Hmm, tak heran jika selera musikmu pun bukan kategori yang terlalu ‘cengeng’ seperti anggapanmu. Kau gandrung pada musik latin jazz atau old fashion jazz ala Frank Sinantra. “Pokoknya asal tidak terlalu berat seperti fussion, tapi yang sedikit easy listening seperti Ella Fitzgerald atau Laura Figgy,” katamu lagi.
Tapi aku tahu kenapa kini kau tak lagi menekuni berbagai olah raga, terutama berenang yang dulu sangat kau senangi. Bukan lantaran menari itu sendiri adalah olah raga, tapi olah raga memang bisa membuatmu cedera sehingga akan mengganggu profesimu sebagai penari. “Benar, jogging, dan fitness aja nggak boleh. Bahkan berenang sebetulnya tidak boleh karena akan membuat bahu penari jadi kekar. Makanya, selain nari dan baca, sehari-hari aku cuma ngurusin anjing-anjing di rumah…”
Ahh, ternyata kau begitu mencintai anjing, Taa…! Buktinya, kau luangkan waktu untuk mengurus sampai delapan ekor anjing mahal jenis dalmatians, greatdane, yorkshare, hingga english sheep dog. “Bukan aku sendiri sih yang ngurus, karena di asrama EKI tempat aku tinggal, kan banyak teman-teman yang ikut ngurus, ha ha ha!”

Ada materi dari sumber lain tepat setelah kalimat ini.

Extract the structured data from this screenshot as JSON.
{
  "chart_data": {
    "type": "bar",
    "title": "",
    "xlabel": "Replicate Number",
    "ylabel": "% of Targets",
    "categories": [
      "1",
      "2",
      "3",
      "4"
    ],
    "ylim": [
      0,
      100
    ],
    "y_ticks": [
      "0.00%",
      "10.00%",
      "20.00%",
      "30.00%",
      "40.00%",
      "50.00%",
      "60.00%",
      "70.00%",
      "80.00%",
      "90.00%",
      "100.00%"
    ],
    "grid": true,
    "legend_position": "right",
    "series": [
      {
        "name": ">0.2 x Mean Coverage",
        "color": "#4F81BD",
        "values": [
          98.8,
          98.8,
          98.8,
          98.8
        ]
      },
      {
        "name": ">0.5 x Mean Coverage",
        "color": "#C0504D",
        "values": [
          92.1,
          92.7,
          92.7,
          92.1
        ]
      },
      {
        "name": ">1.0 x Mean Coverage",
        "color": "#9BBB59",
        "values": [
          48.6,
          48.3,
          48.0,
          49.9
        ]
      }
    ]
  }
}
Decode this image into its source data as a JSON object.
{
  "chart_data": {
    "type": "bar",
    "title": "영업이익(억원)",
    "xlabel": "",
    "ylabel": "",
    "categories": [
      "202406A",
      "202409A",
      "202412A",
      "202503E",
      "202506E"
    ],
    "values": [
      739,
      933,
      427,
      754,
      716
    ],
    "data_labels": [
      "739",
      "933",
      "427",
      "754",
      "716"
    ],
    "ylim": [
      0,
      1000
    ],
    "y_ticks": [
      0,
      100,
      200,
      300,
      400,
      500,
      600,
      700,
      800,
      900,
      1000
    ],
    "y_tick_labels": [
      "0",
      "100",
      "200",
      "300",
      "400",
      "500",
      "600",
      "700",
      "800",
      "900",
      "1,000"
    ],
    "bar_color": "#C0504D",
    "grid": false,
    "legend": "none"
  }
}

Stage Four: Orgasm on the Stage
Terus terang, Ta, rasanya aku pun ingin tertawa saat kau mendeskripsikan dengan klise apa arti cinta. Cinta yang kau pahami, seperti pemahaman di buku-buku sastra. Seperti katamu, satu-satunya cinta yang kau mengerti adalah cinta seperti ibu kepada anaknya. Maka, bila kau benar-benar mencintai seseorang, kau akan mencintai keseluruhan dirinya, menyerahkan keseluruhan jiwa ragamumu, tanpa sedikit pun berharap balas.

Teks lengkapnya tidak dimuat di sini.